XXXVI

Yvan regarda le maître de poste avec curiosité.

– Oui, reprit celui-ci, je sais quel est cet homme, c’est un Français, un noble, qui voyageait avec un Allemand. Ils ont passé ici, il y a six jours, allant au château de Lifrou.

– Lifrou ! exclama Yvan.

– Oui, le château du comte Potenieff. Le connaissez-vous, Excellence ?

– C’est moi, dit simplement Yvan ; ou plutôt, c’est mon père.
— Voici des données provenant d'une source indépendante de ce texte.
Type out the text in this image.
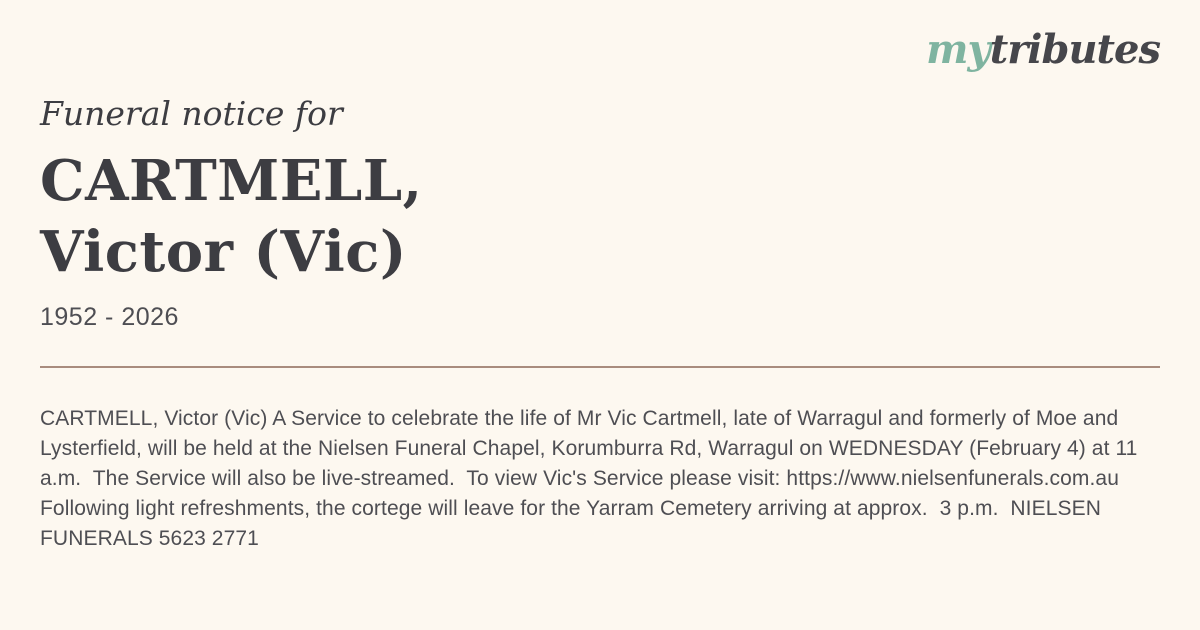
mytributes

Funeral notice for

CARTMELL, Victor (Vic)

1952 - 2026

CARTMELL, Victor (Vic) A Service to celebrate the life of Mr Vic Cartmell, late of Warragul and formerly of Moe and Lysterfield, will be held at the Nielsen Funeral Chapel, Korumburra Rd, Warragul on WEDNESDAY (February 4) at 11 a.m.  The Service will also be live-streamed.  To view Vic's Service please visit: https://www.nielsenfunerals.com.au Following light refreshments, the cortege will leave for the Yarram Cemetery arriving at approx.  3 p.m.  NIELSEN FUNERALS 5623 2771
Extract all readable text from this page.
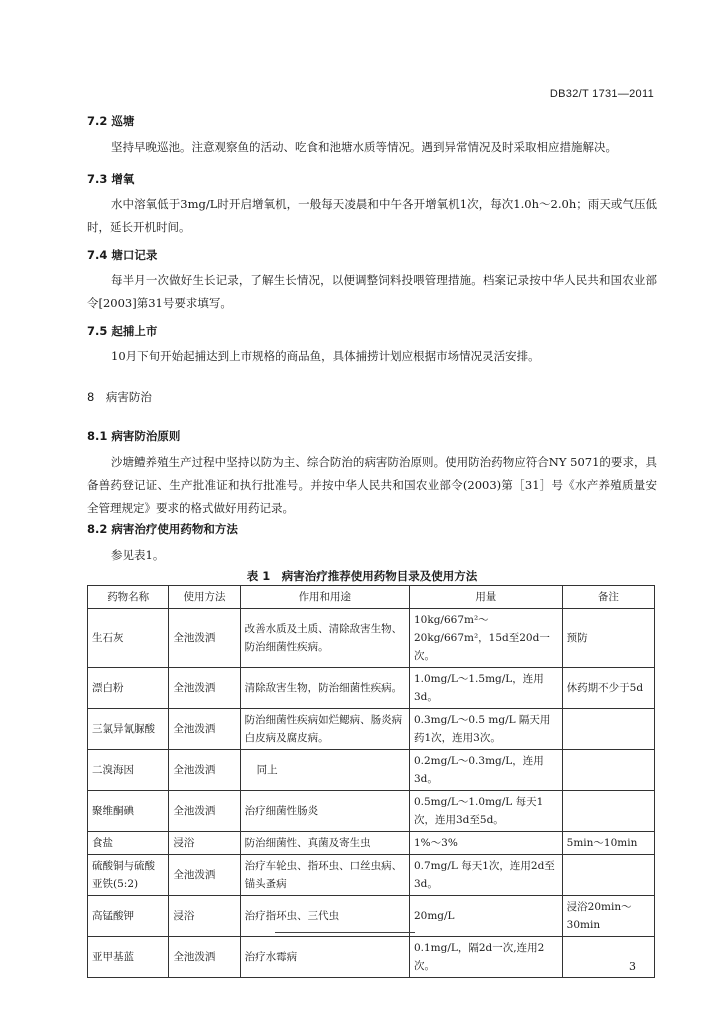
DB32/T 1731—2011
7.2 巡塘
坚持早晚巡池。注意观察鱼的活动、吃食和池塘水质等情况。遇到异常情况及时采取相应措施解决。
7.3 增氧
水中溶氧低于3mg/L时开启增氧机，一般每天凌晨和中午各开增氧机1次，每次1.0h～2.0h；雨天或气压低时，延长开机时间。
7.4 塘口记录
每半月一次做好生长记录，了解生长情况，以便调整饲料投喂管理措施。档案记录按中华人民共和国农业部令[2003]第31号要求填写。
7.5 起捕上市
10月下旬开始起捕达到上市规格的商品鱼，具体捕捞计划应根据市场情况灵活安排。
8　病害防治
8.1 病害防治原则
沙塘鳢养殖生产过程中坚持以防为主、综合防治的病害防治原则。使用防治药物应符合NY 5071的要求，具备兽药登记证、生产批准证和执行批准号。并按中华人民共和国农业部令(2003)第［31］号《水产养殖质量安全管理规定》要求的格式做好用药记录。
8.2 病害治疗使用药物和方法
参见表1。
表 1　病害治疗推荐使用药物目录及使用方法
药物名称	使用方法	作用和用途	用量	备注
生石灰	全池泼洒	改善水质及土质、清除敌害生物、防治细菌性疾病。	10kg/667m²～20kg/667m²，15d至20d一次。	预防
漂白粉	全池泼洒	清除敌害生物，防治细菌性疾病。	1.0mg/L～1.5mg/L，连用3d。	休药期不少于5d
三氯异氰脲酸	全池泼洒	防治细菌性疾病如烂鳃病、肠炎病白皮病及腐皮病。	0.3mg/L～0.5 mg/L 隔天用药1次，连用3次。	
二溴海因	全池泼洒	同上	0.2mg/L～0.3mg/L，连用3d。	
聚维酮碘	全池泼洒	治疗细菌性肠炎	0.5mg/L～1.0mg/L 每天1次，连用3d至5d。	
食盐	浸浴	防治细菌性、真菌及寄生虫	1%～3%	5min～10min
硫酸铜与硫酸亚铁(5:2)	全池泼洒	治疗车轮虫、指环虫、口丝虫病、锚头蚤病	0.7mg/L 每天1次，连用2d至3d。	
高锰酸钾	浸浴	治疗指环虫、三代虫	20mg/L	浸浴20min～30min
亚甲基蓝	全池泼洒	治疗水霉病	0.1mg/L，隔2d一次,连用2次。		3
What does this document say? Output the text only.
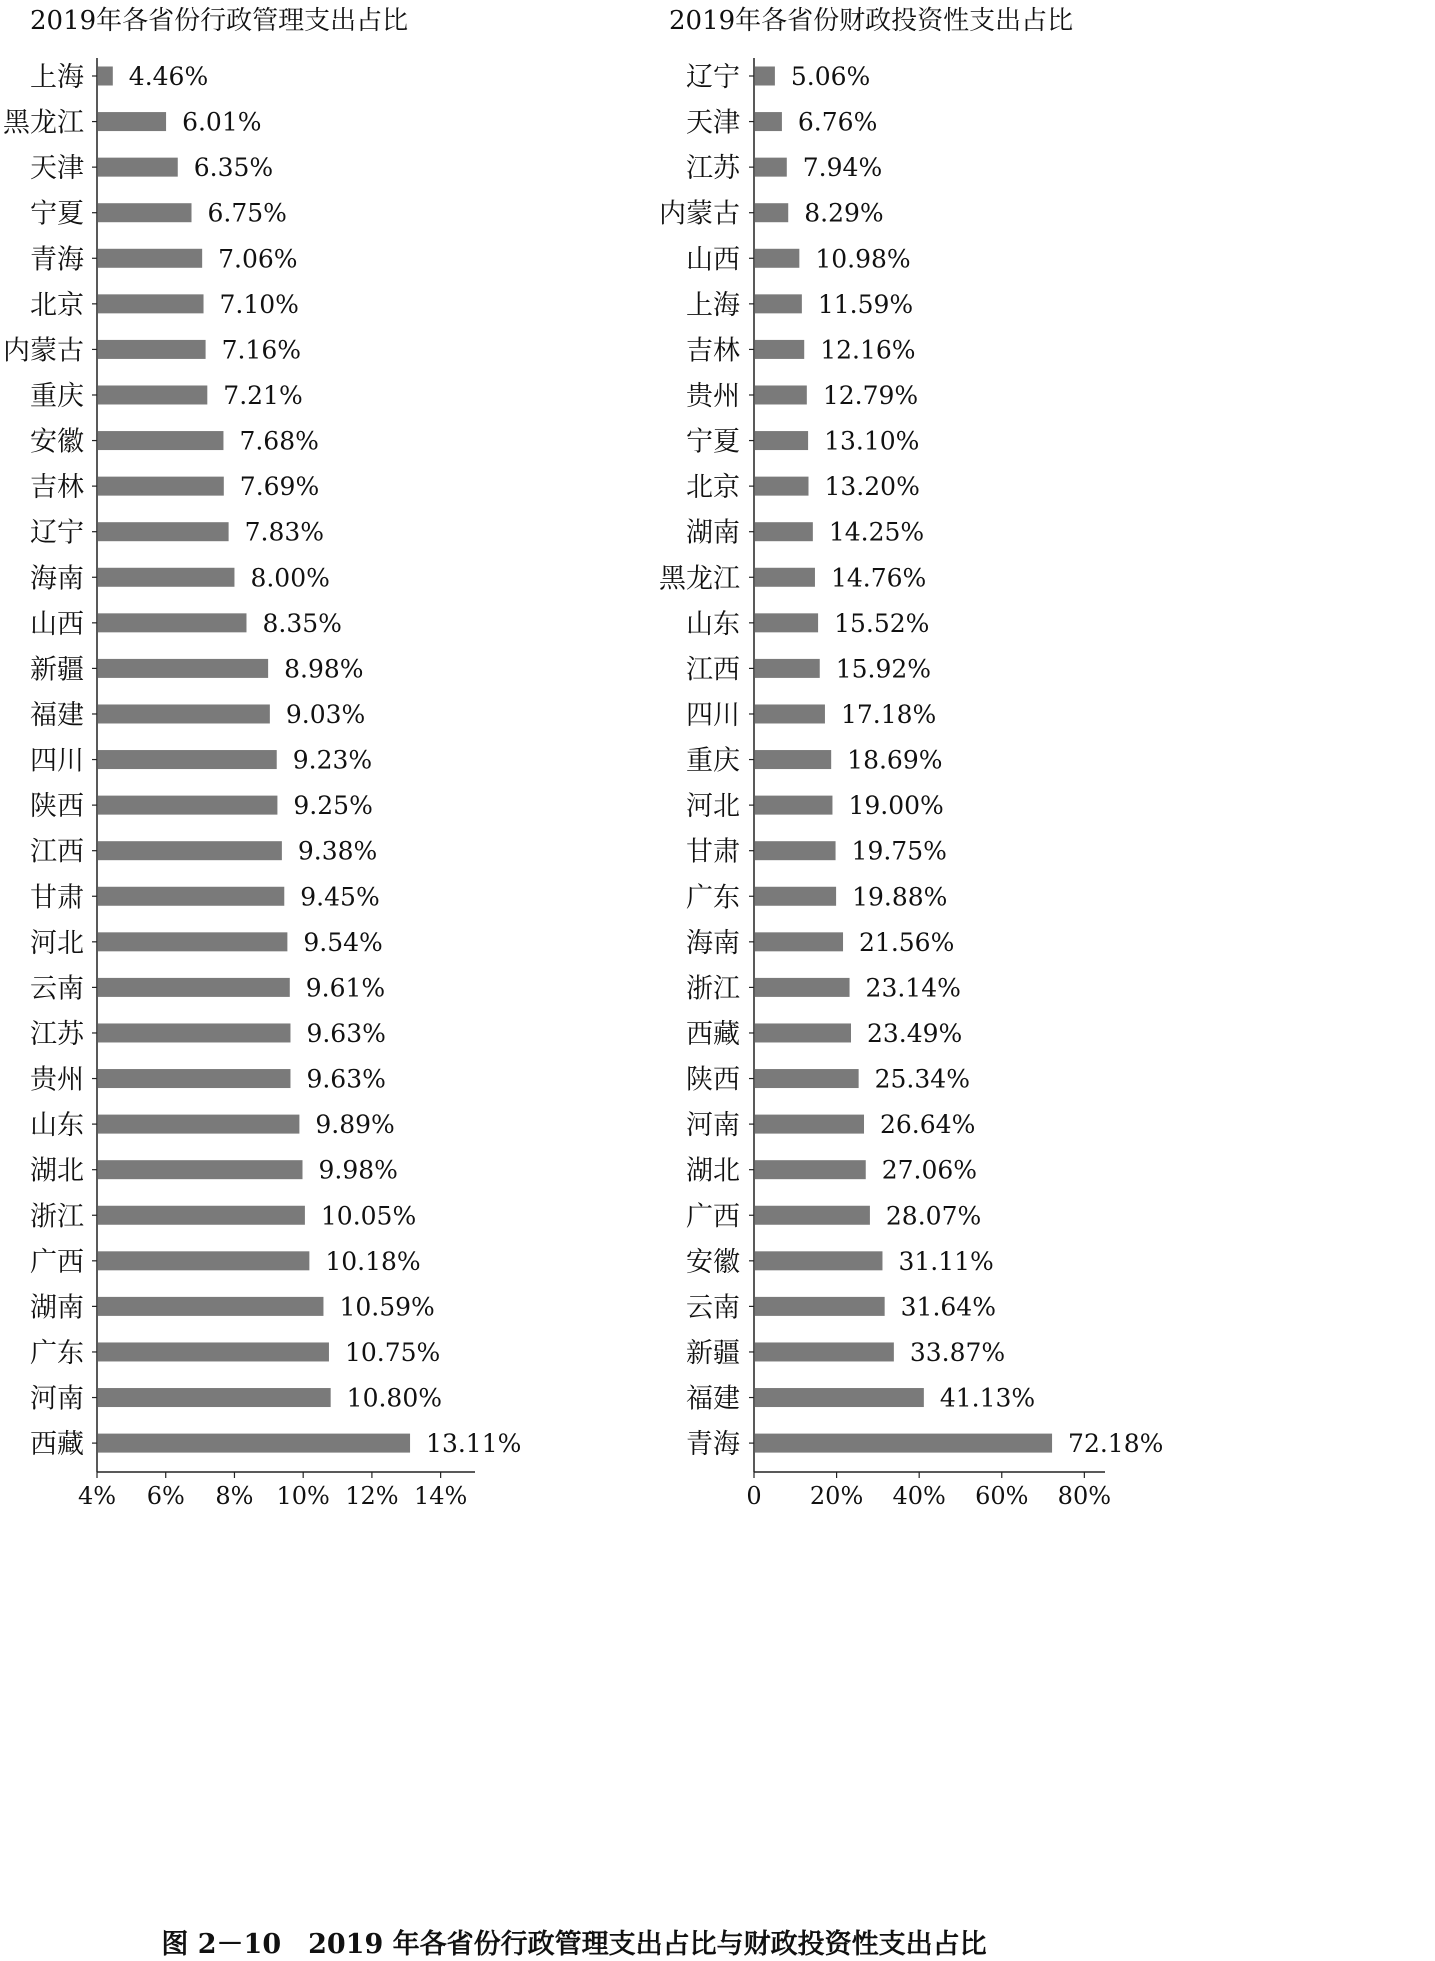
2019年各省份行政管理支出占比	2019年各省份财政投资性支出占比
上海 4.46%
黑龙江	6.01%
天津	6.35%
宁夏	6.75%
青海	7.06%
北京	7.10%
内蒙古	7.16%
重庆	7.21%
安徽	7.68%
吉林	7.69%
辽宁	7.83%
海南	8.00%
山西	8.35%
新疆	8.98%
福建	9.03%
四川	9.23%
陕西	9.25%
江西	9.38%
甘肃	9.45%
河北	9.54%
云南	9.61%
江苏	9.63%
贵州	9.63%
山东	9.89%
湖北	9.98%
浙江	10.05%
广西	10.18%
湖南	10.59%
广东	10.75%
河南	10.80%
西藏	13.11%
4% 6% 8% 10% 12% 14%
辽宁 5.06%
天津 6.76%
江苏	7.94%
内蒙古	8.29%
山西	10.98%
上海	11.59%
吉林	12.16%
贵州	12.79%
宁夏	13.10%
北京	13.20%
湖南	14.25%
黑龙江	14.76%
山东	15.52%
江西	15.92%
四川	17.18%
重庆	18.69%
河北	19.00%
甘肃	19.75%
广东	19.88%
海南	21.56%
浙江	23.14%
西藏	23.49%
陕西	25.34%
河南	26.64%
湖北	27.06%
广西	28.07%
安徽	31.11%
云南	31.64%
新疆	33.87%
福建	41.13%
青海	72.18%
0 20% 40% 60% 80%
图 2－10　2019 年各省份行政管理支出占比与财政投资性支出占比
Le maître de poste entraîna le jeune homme dans un coin de la salle. Comme on écoutait toujours le stanwitsch, personne ne fit attention à cette manœuvre.

– Comment ! monsieur, dit-il, vous êtes le fils du comte Potenieff ?

– Sans doute.

– Et vous vous rendez à Lifrou ?

– Naturellement.

– Alors, vous savez sans doute la nouvelle…

– Quelle nouvelle ? demanda Yvan étonné.

– Ce qui s’est passé à Lifrou.

– Mais quoi donc ?

– Votre intendant est mort.

– Nicolas Arsoff ?

– Oui.

– Ah ! fit Yvan avec cette indifférence de l’homme libre qui fait peu de cas de l’esclave. Et de quoi est-il mort ?

– Il a été gelé dans la glace, par la femme blonde.

– Qu’est-ce que vous chantez là ? demanda Yvan à qui ce genre de mort paraissait peu compréhensible, et de quelle femme parlez-vous ?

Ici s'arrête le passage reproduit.